翌日、僕はシグトさんのところに行く。もしかするとシグトさんの師匠だったアカザさんの知り合いを、彼が知っているかもしれないと思ったからだ。
彼の店である'あかどう'にて話を聞くと、確かに一人だけまだ連絡の取れる人がいるという。
「でも、この間連絡したとき、知らないと言われて怒られたんですよ」
「もう一回、お願いします」
こうなったら、布道の名前と涼邑零、道寺の連名でお願いした。
すると会いたいから店で待っていてくれとの返事。シグトさんは目を丸くして、僕の顔を見ている。
「どんな術を使ったのですか?」
「僕も分かりません」
でも、効果があったのは二人の銀牙騎士の名前だと思う。その人にとってどんな意味があるのかは分からないけど。
しばらくしてかなり年輩の老人が店にやってきた。シグトさんが対応すると、老人は怒りながらも僕の方を見る。

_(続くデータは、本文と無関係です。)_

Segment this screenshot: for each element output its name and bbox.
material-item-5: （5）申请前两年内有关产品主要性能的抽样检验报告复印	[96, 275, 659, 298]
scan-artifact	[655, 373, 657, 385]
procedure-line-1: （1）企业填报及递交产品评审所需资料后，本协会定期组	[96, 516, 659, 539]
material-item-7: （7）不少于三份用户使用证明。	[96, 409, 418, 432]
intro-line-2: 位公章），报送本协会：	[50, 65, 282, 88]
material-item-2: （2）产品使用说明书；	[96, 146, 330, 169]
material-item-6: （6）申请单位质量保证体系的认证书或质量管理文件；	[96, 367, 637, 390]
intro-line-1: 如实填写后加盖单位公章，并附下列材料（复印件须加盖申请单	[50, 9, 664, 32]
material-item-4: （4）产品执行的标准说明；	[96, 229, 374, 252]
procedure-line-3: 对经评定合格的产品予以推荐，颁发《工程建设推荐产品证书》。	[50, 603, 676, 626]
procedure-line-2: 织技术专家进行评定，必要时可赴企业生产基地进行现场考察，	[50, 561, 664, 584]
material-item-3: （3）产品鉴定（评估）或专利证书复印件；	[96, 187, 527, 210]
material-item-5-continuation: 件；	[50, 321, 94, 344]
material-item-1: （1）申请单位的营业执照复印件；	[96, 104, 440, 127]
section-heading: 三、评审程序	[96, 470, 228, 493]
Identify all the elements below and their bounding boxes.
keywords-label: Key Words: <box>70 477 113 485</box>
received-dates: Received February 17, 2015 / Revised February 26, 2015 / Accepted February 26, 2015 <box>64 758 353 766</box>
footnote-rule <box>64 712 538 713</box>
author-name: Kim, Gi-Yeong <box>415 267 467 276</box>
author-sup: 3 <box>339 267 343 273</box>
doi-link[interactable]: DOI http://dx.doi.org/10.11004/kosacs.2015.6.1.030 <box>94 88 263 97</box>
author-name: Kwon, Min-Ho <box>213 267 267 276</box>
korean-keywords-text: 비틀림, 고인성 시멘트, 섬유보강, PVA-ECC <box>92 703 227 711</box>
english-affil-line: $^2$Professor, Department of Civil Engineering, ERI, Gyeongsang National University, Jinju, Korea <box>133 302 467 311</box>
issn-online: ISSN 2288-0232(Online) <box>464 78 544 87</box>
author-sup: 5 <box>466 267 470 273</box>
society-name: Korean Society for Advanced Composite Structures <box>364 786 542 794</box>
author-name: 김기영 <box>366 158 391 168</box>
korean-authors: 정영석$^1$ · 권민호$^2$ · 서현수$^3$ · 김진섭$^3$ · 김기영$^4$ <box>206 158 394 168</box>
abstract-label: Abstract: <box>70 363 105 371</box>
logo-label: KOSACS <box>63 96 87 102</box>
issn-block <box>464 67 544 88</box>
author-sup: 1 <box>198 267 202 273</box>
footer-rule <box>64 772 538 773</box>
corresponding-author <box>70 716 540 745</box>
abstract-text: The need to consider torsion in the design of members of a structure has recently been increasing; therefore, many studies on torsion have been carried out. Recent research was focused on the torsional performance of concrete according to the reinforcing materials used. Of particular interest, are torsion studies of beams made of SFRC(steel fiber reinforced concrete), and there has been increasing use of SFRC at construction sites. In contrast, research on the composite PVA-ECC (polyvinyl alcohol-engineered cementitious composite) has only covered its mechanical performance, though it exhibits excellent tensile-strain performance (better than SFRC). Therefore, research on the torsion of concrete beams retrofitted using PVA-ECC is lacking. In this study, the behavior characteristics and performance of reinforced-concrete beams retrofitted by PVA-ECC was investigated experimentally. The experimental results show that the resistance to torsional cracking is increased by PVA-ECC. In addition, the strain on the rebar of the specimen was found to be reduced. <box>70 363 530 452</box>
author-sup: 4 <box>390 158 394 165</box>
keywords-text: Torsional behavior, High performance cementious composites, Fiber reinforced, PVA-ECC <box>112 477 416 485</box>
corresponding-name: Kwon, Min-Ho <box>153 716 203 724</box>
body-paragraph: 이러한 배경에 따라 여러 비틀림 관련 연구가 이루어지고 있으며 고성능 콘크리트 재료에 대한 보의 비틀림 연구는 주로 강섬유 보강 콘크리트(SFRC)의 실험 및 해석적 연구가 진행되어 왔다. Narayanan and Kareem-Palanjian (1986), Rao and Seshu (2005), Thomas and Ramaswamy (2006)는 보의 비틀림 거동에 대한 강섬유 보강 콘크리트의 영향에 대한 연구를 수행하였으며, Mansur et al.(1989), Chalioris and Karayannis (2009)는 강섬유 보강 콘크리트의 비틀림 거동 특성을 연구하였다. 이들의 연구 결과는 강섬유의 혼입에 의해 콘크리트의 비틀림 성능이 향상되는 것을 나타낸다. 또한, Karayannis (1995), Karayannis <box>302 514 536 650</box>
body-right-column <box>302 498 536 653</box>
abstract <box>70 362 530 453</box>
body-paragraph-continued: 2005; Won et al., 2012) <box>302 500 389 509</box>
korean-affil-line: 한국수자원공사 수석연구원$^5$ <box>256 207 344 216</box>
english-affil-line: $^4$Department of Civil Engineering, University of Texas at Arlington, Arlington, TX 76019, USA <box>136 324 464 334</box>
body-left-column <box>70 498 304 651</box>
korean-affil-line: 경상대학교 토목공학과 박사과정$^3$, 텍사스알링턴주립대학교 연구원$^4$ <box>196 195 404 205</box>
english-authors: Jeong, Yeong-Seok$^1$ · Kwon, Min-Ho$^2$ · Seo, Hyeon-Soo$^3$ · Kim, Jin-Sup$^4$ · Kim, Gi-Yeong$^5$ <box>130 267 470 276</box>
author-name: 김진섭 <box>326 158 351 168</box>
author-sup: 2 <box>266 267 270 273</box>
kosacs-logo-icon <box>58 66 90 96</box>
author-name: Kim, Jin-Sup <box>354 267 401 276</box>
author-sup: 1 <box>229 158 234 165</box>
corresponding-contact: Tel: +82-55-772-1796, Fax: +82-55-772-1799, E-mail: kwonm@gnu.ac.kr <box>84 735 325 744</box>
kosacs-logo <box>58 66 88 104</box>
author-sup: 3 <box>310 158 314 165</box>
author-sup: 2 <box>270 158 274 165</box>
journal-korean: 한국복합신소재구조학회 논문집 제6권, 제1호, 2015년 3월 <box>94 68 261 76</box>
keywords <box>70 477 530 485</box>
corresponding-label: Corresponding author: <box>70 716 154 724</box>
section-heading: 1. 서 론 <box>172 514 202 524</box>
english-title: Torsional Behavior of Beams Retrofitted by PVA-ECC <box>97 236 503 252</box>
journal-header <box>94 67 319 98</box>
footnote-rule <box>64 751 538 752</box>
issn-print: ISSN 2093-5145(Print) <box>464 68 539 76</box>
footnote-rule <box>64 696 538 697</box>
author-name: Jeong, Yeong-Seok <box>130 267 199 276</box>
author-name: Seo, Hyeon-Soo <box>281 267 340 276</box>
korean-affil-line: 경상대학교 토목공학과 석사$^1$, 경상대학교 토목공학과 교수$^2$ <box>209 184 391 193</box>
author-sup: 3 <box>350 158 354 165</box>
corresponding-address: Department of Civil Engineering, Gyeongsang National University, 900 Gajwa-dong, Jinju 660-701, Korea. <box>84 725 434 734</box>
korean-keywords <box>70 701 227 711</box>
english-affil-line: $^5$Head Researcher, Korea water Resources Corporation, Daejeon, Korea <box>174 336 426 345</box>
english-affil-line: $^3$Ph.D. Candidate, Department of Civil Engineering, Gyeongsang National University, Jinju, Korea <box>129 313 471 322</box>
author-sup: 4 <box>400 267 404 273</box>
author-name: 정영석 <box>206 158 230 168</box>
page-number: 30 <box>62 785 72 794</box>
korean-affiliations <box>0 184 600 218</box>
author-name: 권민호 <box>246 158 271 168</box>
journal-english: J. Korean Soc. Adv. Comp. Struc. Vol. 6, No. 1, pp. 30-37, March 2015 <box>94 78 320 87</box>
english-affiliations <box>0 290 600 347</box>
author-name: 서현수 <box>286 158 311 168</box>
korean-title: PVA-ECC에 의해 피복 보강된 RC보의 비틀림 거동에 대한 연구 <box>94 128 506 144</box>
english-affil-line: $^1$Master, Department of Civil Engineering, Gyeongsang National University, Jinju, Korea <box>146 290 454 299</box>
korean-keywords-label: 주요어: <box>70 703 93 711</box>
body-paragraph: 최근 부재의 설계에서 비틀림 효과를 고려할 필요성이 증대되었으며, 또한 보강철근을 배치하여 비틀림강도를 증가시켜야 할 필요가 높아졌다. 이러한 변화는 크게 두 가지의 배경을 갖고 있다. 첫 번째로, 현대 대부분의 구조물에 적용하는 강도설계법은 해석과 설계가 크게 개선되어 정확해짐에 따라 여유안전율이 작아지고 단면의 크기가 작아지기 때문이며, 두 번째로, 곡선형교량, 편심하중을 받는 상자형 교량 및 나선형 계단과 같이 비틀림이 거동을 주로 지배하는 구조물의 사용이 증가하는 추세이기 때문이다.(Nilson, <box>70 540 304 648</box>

「レオさん、この人がレオさんにだけ話したいそうです。オレは店にいますから、二人で地下におりてください。それから彼の名前は聞かないでください。レオさんの迷惑になりますから」
その言葉に驚いたけど、それこそ事情は聞いてはいけないのだろう。シグトさんがあとでお茶を用意すると言って、地下室に続く階段に案内してくれた。
そして僕は老人から驚くべきことを聞く。
それはこの事件の答えであり、情報が表に出てこない理由でもあった。
──これは口伝でのみ残せるものじゃ。
つまり明文化してはいけないもの。だからいくら過去の情報を探しても出てこないはずだ。知っている人間は口を閉ざしていたのだから。
聞いた僕自身、心が重い。
話を終えた老人を見送ると、僕は緊急事態と言うことで一人で問題の場所に行くことにした。
『大丈夫かい? レオ』
「大丈夫、無茶なことはしないよ」
本当に彼の言っていることが正しいのか確認をしないと、皆に情報を伝えられないからね。
僕は魔戒道を作ると、目的地のそばに向かった。